Ogni momento della giornata è scandito dal suono dell'acqua del fiume che scorre placido attraverso il centro dividendolo in due incantevoli metà. Quella di Gera, sulla sponda destra, secondo la tradizione sarebbe sorta in prossimità dell'antica città etrusca di Acerra, a testimonianza di come questi territori della provincia di Cremona fossero popolati sin da epoca assai remota. Le prime testimonianze certe della storia di Pizzighettone risalgono, però, all'epoca medievale quando divenne oggetto di contesa tra Milanesi e Cremonesi. Proprio questi ultimi, agli inizi del XII secolo, diedero inizio ai lavori di costruzione del castello in riva all'Adda conferendo alla città la tipica connotazione militare che ancora oggi la contraddistingue. Si dovette, invece, attendere il XVI secolo per vedere sorgere quella che rappresenta certamente l'opera architettonica più preziosa e significativa: l'imponente cinta muraria, unica ancora perfettamente integra in tutta la provincia di Cremona, ed una delle più maestose tra quelle sopravvissute nell'intera regione lombarda.

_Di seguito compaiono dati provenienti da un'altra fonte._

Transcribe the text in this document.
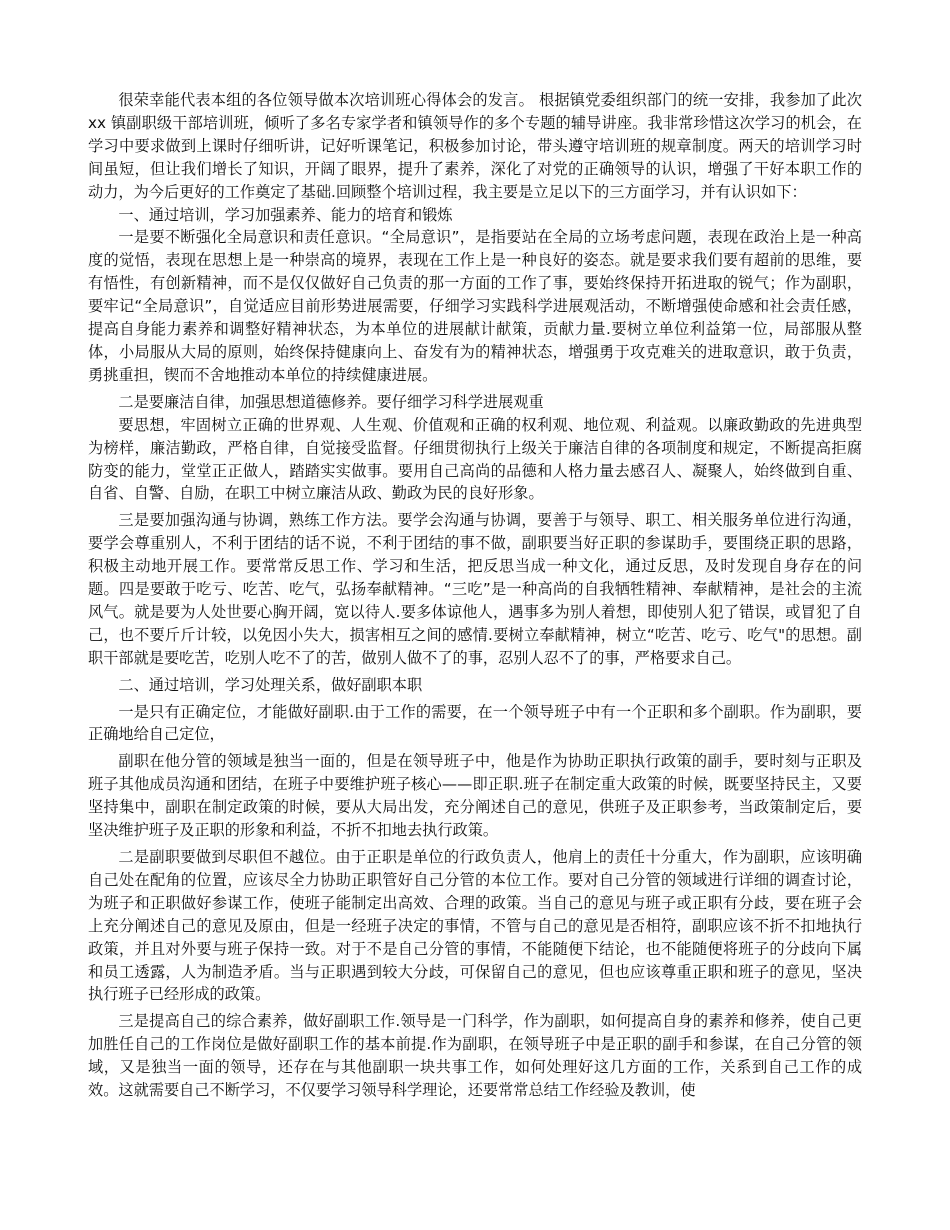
很荣幸能代表本组的各位领导做本次培训班心得体会的发言。 根据镇党委组织部门的统一安排，我参加了此次 xx 镇副职级干部培训班，倾听了多名专家学者和镇领导作的多个专题的辅导讲座。我非常珍惜这次学习的机会，在学习中要求做到上课时仔细听讲，记好听课笔记，积极参加讨论，带头遵守培训班的规章制度。两天的培训学习时间虽短，但让我们增长了知识，开阔了眼界，提升了素养，深化了对党的正确领导的认识，增强了干好本职工作的动力，为今后更好的工作奠定了基础.回顾整个培训过程，我主要是立足以下的三方面学习，并有认识如下：

一、通过培训，学习加强素养、能力的培育和锻炼

一是要不断强化全局意识和责任意识。“全局意识”，是指要站在全局的立场考虑问题，表现在政治上是一种高度的觉悟，表现在思想上是一种崇高的境界，表现在工作上是一种良好的姿态。就是要求我们要有超前的思维，要有悟性，有创新精神，而不是仅仅做好自己负责的那一方面的工作了事，要始终保持开拓进取的锐气；作为副职，要牢记“全局意识”，自觉适应目前形势进展需要，仔细学习实践科学进展观活动，不断增强使命感和社会责任感，提高自身能力素养和调整好精神状态，为本单位的进展献计献策，贡献力量.要树立单位利益第一位，局部服从整体，小局服从大局的原则，始终保持健康向上、奋发有为的精神状态，增强勇于攻克难关的进取意识，敢于负责，勇挑重担，锲而不舍地推动本单位的持续健康进展。

二是要廉洁自律，加强思想道德修养。要仔细学习科学进展观重

要思想，牢固树立正确的世界观、人生观、价值观和正确的权利观、地位观、利益观。以廉政勤政的先进典型为榜样，廉洁勤政，严格自律，自觉接受监督。仔细贯彻执行上级关于廉洁自律的各项制度和规定，不断提高拒腐防变的能力，堂堂正正做人，踏踏实实做事。要用自己高尚的品德和人格力量去感召人、凝聚人，始终做到自重、自省、自警、自励，在职工中树立廉洁从政、勤政为民的良好形象。

三是要加强沟通与协调，熟练工作方法。要学会沟通与协调，要善于与领导、职工、相关服务单位进行沟通，要学会尊重别人，不利于团结的话不说，不利于团结的事不做，副职要当好正职的参谋助手，要围绕正职的思路，积极主动地开展工作。要常常反思工作、学习和生活，把反思当成一种文化，通过反思，及时发现自身存在的问题。四是要敢于吃亏、吃苦、吃气，弘扬奉献精神。“三吃”是一种高尚的自我牺牲精神、奉献精神，是社会的主流风气。就是要为人处世要心胸开阔，宽以待人.要多体谅他人，遇事多为别人着想，即使别人犯了错误，或冒犯了自己，也不要斤斤计较，以免因小失大，损害相互之间的感情.要树立奉献精神，树立“吃苦、吃亏、吃气"的思想。副职干部就是要吃苦，吃别人吃不了的苦，做别人做不了的事，忍别人忍不了的事，严格要求自己。

二、通过培训，学习处理关系，做好副职本职

一是只有正确定位，才能做好副职.由于工作的需要，在一个领导班子中有一个正职和多个副职。作为副职，要正确地给自己定位，

副职在他分管的领域是独当一面的，但是在领导班子中，他是作为协助正职执行政策的副手，要时刻与正职及班子其他成员沟通和团结，在班子中要维护班子核心——即正职.班子在制定重大政策的时候，既要坚持民主，又要坚持集中，副职在制定政策的时候，要从大局出发，充分阐述自己的意见，供班子及正职参考，当政策制定后，要坚决维护班子及正职的形象和利益，不折不扣地去执行政策。

二是副职要做到尽职但不越位。由于正职是单位的行政负责人，他肩上的责任十分重大，作为副职，应该明确自己处在配角的位置，应该尽全力协助正职管好自己分管的本位工作。要对自己分管的领域进行详细的调查讨论，为班子和正职做好参谋工作，使班子能制定出高效、合理的政策。当自己的意见与班子或正职有分歧，要在班子会上充分阐述自己的意见及原由，但是一经班子决定的事情，不管与自己的意见是否相符，副职应该不折不扣地执行政策，并且对外要与班子保持一致。对于不是自己分管的事情，不能随便下结论，也不能随便将班子的分歧向下属和员工透露，人为制造矛盾。当与正职遇到较大分歧，可保留自己的意见，但也应该尊重正职和班子的意见，坚决执行班子已经形成的政策。

三是提高自己的综合素养，做好副职工作.领导是一门科学，作为副职，如何提高自身的素养和修养，使自己更加胜任自己的工作岗位是做好副职工作的基本前提.作为副职，在领导班子中是正职的副手和参谋，在自己分管的领域，又是独当一面的领导，还存在与其他副职一块共事工作，如何处理好这几方面的工作，关系到自己工作的成效。这就需要自己不断学习，不仅要学习领导科学理论，还要常常总结工作经验及教训，使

Ciò che rende veramente uniche, non solo in Italia ma anche in Europa, queste scenografiche mura lunghe 2 chilometri, alte 12 metri e larghe 15, non sono tanto le dimensioni, quanto la complessa struttura interna che si articola in una serie di ambienti sormontati da volte a botte e intercomunicanti, chiamati "Casematte", che ospitavano alloggiamenti militari, postazioni di tiro e magazzini, per un totale di 93 sale. La visita, che si snoda per circa 800 metri all'interno della cortina muraria rappresenta, dunque, un'esperienza unica nel suo genere che verrà coronata dalle altrettanto suggestive tappe alla volta del verde fossato, del Rivellino, della Torre del Guado dove venne tenuto prigionario re Francesco I di Francia, e dell'area dell'ex Ergastolo con le impressionanti Celle di Segregazione. Per completare l'avvincente passeggiata alla scoperta delle bellezze di Pizzighettone, l'appuntamento è nel cuore del centro storico, alla scoperta dei numerosi edifici religiosi, tra cui meritano una particolare menzione la Collegiata di San Bassiano, risalente al XII secolo e adornata di preziosi affreschi ed altorilievi, e la Cappella della Madonna del Rosario (spesso conosciuta come Cappella degli Spagnoli), e degli antichi reperti di epoche lontane custoditi all'interno dei musei cittadini, come quello delle Arti e Mestieri di una Volta, e quello Civico. Da non perdere, inoltre, una visita delle settecentesche mura di Gera soltanto recentemente divenute oggetto di un'accurata opera di recupero.

Ma non è finita, perchè a rendere incredibilmente suggestivo e romantico ogni soggiorno a Pizzighettone contribuiscono in maniera determinante anche gli incantevoli dintorni che offrono, tra gli scenari incontaminati del Parco Adda Sud e della Valle del Serio, numerose opportunità per concedersi una piacevole passeggiata in mezzo alla natura, a piedi oppure in sella ad una bici. E a coronamento di intense giornate dedicate alla storia e alla natura, non c'è niente di meglio di una romantica cena in uno dei numerosi ristoranti locali dove deliziare il palato a suon di prodotti genuini del territorio e ricette tradizionali come quella del Fasulin de l'oc o del biscotto di Pizzighettone.